Our heads were fully cleaned, then the seats enlarged to accept the bigger factory 2.190 intake and 1.880 exhaust valves, over the stock 2.065-inch intake and 1.725-inch exhaust valves. The factory cast iron valve guides were tight and showed no signs of needing replacement, so they were just cleaned up, checked for burrs, and prepped for our new valves.
4. Our valves had a three-angle valve job done on them. A three-angle valve job increases flow performance of a head by giving the valve three different faces to seal against the valve seat. This process also helps smooth out flow around the face of the valve, keeping the air/fuel charge from slowing down while going around the valve face. If the charge slows down, that's power lost by not having as much of a charge in the cylinder as possible. The faster the flow, the more of a charge you can get in the combustion chamber while the valve is open, increasing horsepower.
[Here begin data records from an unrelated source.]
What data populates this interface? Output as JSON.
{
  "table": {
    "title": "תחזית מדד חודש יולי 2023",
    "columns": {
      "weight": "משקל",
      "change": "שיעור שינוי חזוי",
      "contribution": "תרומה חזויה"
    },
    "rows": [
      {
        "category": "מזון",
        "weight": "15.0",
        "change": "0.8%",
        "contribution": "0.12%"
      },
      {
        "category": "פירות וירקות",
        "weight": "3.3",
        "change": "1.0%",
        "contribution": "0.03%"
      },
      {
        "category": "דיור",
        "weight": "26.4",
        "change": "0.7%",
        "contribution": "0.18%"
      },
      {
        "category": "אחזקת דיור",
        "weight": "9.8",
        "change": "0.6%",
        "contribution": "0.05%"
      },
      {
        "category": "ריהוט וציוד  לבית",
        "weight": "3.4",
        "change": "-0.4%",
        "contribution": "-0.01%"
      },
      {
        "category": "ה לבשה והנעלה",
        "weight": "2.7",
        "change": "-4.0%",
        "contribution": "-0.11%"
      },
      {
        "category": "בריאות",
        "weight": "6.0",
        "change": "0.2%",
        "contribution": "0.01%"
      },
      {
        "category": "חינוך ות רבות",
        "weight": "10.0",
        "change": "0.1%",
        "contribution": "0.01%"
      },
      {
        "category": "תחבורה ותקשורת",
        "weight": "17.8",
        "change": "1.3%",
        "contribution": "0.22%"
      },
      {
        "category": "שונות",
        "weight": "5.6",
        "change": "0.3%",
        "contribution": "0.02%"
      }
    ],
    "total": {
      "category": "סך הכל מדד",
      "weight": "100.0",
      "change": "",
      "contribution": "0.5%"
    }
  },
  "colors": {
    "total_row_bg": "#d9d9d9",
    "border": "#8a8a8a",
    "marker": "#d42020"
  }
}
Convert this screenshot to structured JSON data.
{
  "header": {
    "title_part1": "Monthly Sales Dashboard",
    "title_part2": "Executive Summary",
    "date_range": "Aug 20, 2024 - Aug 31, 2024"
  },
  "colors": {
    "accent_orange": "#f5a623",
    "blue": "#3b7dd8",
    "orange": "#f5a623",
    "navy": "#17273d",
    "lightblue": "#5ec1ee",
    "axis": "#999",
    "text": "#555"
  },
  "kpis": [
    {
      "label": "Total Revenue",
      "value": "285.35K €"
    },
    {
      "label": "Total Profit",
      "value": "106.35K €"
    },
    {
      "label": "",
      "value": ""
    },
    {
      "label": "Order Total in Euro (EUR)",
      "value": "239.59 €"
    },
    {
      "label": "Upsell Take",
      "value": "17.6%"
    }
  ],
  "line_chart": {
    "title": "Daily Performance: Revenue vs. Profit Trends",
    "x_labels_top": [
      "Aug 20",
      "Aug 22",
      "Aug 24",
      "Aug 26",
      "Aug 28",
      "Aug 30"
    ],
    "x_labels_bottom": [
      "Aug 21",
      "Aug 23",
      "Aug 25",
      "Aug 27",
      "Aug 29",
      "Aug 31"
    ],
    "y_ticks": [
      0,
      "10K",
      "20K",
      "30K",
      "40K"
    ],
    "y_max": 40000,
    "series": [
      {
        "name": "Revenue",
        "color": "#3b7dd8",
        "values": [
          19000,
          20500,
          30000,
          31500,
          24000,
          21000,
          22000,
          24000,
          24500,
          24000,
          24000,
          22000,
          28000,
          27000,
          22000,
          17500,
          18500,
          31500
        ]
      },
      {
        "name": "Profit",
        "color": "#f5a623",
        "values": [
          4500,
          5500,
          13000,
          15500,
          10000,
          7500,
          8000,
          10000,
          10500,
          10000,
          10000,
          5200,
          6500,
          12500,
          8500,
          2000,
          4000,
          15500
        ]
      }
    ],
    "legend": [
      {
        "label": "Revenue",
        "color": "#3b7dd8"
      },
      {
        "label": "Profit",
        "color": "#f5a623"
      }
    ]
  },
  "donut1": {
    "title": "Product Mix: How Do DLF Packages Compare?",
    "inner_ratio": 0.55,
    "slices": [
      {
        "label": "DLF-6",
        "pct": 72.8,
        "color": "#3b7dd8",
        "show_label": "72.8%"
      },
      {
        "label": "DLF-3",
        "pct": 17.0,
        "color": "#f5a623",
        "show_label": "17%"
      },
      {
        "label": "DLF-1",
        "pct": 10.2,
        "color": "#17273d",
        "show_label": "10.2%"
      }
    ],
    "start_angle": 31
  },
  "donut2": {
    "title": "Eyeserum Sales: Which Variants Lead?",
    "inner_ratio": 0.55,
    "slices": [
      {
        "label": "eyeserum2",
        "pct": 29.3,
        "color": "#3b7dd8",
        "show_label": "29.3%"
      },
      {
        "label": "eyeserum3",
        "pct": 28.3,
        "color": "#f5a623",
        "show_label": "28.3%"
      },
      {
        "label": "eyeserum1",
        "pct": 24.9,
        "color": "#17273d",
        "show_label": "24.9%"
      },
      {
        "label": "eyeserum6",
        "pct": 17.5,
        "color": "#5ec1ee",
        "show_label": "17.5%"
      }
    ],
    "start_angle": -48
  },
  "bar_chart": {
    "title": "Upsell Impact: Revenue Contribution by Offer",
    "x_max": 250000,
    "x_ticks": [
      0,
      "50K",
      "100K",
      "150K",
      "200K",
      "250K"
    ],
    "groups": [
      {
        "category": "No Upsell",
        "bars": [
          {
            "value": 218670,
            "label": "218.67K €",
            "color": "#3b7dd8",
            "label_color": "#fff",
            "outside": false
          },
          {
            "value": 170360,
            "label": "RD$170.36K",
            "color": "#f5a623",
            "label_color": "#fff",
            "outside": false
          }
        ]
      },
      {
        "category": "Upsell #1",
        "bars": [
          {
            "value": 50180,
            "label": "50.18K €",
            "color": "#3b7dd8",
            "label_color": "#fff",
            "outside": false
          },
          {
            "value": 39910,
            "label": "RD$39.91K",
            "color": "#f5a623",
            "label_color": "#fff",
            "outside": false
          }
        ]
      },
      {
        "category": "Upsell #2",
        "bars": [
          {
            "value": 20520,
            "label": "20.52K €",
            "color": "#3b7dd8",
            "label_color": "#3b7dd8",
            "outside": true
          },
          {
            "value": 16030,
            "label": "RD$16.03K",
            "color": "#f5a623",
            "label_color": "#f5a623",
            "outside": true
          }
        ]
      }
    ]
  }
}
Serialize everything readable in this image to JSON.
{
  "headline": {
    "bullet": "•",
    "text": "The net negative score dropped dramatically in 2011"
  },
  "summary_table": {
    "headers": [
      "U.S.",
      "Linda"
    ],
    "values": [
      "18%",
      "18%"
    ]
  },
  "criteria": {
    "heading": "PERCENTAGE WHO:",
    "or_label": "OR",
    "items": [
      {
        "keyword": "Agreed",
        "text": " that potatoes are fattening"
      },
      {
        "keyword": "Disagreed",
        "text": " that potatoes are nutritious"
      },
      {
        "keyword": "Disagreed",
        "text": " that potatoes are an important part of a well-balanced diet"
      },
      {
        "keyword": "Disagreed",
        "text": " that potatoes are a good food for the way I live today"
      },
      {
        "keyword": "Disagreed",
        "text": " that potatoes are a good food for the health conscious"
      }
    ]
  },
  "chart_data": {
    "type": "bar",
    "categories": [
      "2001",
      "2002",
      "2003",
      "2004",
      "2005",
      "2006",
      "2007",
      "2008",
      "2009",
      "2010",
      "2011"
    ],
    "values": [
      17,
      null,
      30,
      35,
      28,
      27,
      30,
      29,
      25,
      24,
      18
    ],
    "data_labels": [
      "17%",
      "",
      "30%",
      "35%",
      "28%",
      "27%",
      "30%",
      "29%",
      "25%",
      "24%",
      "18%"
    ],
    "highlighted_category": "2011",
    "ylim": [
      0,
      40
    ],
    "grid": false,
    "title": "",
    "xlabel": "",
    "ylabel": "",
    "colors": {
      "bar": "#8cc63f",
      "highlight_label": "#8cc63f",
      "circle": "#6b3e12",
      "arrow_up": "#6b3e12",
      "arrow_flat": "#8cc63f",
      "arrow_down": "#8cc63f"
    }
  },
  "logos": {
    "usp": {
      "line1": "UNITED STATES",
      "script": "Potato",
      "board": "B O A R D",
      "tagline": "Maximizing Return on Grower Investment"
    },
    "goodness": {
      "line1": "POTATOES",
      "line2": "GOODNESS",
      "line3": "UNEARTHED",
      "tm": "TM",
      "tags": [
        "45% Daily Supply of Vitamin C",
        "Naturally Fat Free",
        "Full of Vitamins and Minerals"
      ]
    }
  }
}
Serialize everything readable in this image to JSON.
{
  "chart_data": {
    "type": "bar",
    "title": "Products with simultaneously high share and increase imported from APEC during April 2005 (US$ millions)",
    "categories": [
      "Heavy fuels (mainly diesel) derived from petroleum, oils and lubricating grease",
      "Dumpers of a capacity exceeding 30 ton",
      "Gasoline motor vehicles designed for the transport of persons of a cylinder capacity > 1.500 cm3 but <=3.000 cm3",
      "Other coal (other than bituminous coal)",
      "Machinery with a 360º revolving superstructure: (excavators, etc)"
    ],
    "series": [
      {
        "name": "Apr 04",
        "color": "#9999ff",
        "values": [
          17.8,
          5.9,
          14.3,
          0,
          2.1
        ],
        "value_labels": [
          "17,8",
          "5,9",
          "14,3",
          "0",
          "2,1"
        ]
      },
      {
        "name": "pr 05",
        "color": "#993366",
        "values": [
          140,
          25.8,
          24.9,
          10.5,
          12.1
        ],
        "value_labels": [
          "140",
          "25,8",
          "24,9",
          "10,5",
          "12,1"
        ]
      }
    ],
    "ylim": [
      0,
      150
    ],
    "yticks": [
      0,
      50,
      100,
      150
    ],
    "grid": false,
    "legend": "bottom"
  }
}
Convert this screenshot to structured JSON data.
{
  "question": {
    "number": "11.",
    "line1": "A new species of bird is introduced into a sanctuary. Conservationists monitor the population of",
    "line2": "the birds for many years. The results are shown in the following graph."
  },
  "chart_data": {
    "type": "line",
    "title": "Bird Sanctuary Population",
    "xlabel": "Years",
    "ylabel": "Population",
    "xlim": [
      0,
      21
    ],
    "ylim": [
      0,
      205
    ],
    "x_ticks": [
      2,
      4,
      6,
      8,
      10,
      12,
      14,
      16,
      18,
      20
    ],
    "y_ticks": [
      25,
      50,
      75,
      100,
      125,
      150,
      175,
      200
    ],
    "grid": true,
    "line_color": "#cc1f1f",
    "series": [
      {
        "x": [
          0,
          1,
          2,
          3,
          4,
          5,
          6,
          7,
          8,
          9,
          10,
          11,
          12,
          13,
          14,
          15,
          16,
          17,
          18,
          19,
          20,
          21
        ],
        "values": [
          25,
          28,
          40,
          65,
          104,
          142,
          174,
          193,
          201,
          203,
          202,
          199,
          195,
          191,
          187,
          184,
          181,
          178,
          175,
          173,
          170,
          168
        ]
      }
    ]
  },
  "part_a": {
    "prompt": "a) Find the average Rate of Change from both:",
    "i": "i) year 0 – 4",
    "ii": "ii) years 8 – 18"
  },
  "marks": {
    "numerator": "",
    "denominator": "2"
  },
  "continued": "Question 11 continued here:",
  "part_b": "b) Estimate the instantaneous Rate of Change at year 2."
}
5. Jason does some light bowl work to the heads to make sure the valves aren't shrouded, thereby restricting flow.
6. Jason also did some port matching work to the intake ports on our heads, so they would match up better with our Cometic intake gaskets and give us some extra flow.
7. Time to assemble our heads. First, Jason installs our new pushrod guideplates, and screw in rocker arm studs. On the rocker studs that go into the intake ports, Jason uses non-hardening thread sealer to make sure there are no vacuum leaks, and to keep any oil from seeping into the intake ports.
8. Next, Jason uses a valvespring micrometer along with a valvespring cup, retainer and lock to check what height the valvesprings will install at. The springs themselves are spec'd out at 142 pounds on the seat (when the valve is closed) at a height of 1.940 inches. The cam calls for between 120-130 pounds on the seat. After measuring with the retainer, our height came out to 1.949 inches. This means the springs will set up a little taller than spec, giving us a light enough seat pressure to work with our cam. If the measurement had been too short, we would've needed a set of valve locks that would move the retainer up, decreasing seat pressure. If the measurement had been too tall, we would have needed special valvespring shims (easily available from any cam company) and shimmed the spring up to get the required seat pressure.
9. With our measurements set, Jason uses a valvespring compressor to compress the spring so the locks can be installed. Our valvesprings have a max lift of .794 inches, well below the .550-/.570-inch lift of our cam. This means we won't be anywhere near coil bind. Running a spring constantly near coil bind can overstress the spring and cause it to fail prematurely.
10. With the heads fully assembled, they're set down on the block. With our combustion chamber size, pistons, and head gasket thickness, our net compression should be right around 10:1, safe for pump gas but still capable of great power.
11. With the heads in place, our ARP head bolts are installed, after using thread sealer on the bolts that go into the block's water jackets. If you don't use sealer on these bolts, you could end up with water seeping into the oil and combustion chamber. On the bolts that don't hit water, ARP's thread lube was used, along with using it under the heads of all the washers.